I quadri degli “Eroi” o dei “Nuovi tipi” sono olii su tela, sono tutti dello stesso formato verticale, quello che si usa per il ritratto della figura in piedi, e, salvo poche eccezioni, della stessa misura: cm 162 x 130, vicino ad alcuni sono posti altri disegni e incisioni che rimandano al dipinto. Gli “Eroi “ sono giovani massicci con vestiti stracciati, il loro sguardo è vacuo, perso nel nulla, hanno i pantaloni aperti ed esibiscono i loro genitali, unica parte del corpo che manifesti vitalità, una provocazione al perbenismo imperante di quegli anni, per cui fu accusato di oscenità o solo l'espressione volitiva e passionale del desiderio di vivere ? La pittura dai colori spesso accesi, ha tratti vigorosi e spezzati, un colore violento e materico, tutto palesa il violento impulso creativo di Baselitz che dipinge questi giovani dispersi, unico segno di vita in un paesaggio naturale ferito. In alcuni quadri l'albero e l'uomo sono associati come in Vento in poppa, in altri c'è solo l'albero, metafora nella cultura tedesca, di fierezza, forza e longevità. L'albero, però, è spoglio come in inverno ma non solo, è ferito, sanguina e ha rami spezzati, tagliati, nella sua natura riflette la devastazione umana. Rovine, indumenti e oggetti di uso quotidiano appaiono nei dipinti come abbandonati da un popolo in fuga, a volte sono raccolti dall'uomo come ne Il pastore e in Economia.
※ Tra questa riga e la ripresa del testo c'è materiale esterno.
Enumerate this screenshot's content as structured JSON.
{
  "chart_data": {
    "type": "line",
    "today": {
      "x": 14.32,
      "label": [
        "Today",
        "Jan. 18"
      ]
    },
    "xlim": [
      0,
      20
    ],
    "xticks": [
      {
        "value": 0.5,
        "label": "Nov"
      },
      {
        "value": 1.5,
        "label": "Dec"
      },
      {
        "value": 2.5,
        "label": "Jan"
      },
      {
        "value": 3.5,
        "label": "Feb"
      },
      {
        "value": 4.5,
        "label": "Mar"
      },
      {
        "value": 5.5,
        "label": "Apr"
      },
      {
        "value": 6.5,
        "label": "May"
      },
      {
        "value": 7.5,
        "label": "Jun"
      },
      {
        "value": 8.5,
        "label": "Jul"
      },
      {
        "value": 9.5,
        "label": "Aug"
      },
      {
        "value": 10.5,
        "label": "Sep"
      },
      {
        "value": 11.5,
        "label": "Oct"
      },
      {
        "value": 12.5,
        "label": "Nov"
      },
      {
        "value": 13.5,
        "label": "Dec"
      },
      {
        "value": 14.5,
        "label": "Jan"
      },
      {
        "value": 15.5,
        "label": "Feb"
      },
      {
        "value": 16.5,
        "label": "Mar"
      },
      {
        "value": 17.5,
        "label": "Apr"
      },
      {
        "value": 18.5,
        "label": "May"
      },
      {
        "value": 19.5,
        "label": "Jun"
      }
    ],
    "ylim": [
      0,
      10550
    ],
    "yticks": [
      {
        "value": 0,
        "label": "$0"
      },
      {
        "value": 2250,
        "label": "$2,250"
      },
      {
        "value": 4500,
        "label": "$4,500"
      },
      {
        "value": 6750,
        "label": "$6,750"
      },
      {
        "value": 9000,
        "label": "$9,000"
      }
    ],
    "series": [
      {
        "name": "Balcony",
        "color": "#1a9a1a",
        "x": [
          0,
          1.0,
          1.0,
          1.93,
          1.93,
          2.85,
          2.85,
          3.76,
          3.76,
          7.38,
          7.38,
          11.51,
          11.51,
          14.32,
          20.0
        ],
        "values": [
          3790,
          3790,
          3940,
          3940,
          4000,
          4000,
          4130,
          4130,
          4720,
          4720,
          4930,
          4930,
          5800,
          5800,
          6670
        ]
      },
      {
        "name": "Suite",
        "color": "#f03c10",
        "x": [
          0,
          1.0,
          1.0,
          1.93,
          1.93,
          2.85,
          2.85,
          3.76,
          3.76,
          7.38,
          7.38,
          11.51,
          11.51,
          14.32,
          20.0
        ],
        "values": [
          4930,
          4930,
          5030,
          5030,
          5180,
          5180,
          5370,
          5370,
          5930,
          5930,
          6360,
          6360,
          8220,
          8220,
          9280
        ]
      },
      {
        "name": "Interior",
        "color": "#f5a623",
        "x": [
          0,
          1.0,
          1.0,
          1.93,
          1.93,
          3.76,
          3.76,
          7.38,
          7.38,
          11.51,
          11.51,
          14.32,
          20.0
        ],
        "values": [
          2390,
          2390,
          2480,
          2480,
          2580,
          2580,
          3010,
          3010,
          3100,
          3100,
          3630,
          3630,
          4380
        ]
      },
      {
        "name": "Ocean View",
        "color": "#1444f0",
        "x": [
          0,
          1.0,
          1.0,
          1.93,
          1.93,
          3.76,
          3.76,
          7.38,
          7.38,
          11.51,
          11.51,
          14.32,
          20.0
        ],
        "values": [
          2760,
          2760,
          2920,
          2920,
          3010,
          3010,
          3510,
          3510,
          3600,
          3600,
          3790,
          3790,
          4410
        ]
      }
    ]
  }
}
In Con bandiera rossa e ne Il rossoverde la bandiera che l'uomo ha, è lacera, inutile, il Pittore moderno è accovacciato ha un pesante fardello sulle spalle e le sue mani affondano come radici nel suolo, abbattuto, sembra trarre forza dalla terra, in questo Alexander Kluge ha visto una allusione al mitico Anteo, il gigante figlio di Posidone e Gea, a cui la terra rendeva la forza ogni volta che Eracle lo abbatteva che se ne accorse e così lo soffocò mentre lo teneva sollevato.
Nella sesta sala sono esposti i quadri “fratturati” del 1966, tra gli altri “Primo quadro fratturato - Il nuovo tipo (Pittore con cappotto)” o “Tre strisce - Il pittore con il cappotto (secondo quadro fratturato)” in cui viene riproposta l'associazione con l'albero, in questi dipinti i soggetti sono divisi in due o tre parti, non più allineate ma spostate lateralmente. Le sette grandi tele (cm 300x25) del 2007 – 2009 dell'ultima sala appartengono alla serie dei “Remix” e si riferiscono alla serie degli “Eroi” o dei “Nuovi tipi”, i toni sono sfumati gli stessi temi sembrano come visti come provenire da un'epoca remota, il Pittore moderno sembra alludere a Pollock. Gli “Eroi” furono dipinti negli anni '60 ma, a nostro avviso, non sono datati ma hanno sempre molto da esprimere, le rovine di oggi sono diverse da quelle di allora, ma sono più difficili da rimuovere e la ricostruzione oggi di tutto ciò che è stato distrutto dal liberismo economico, ambiente naturale, umano e sociale, pare ardua se non impossibile.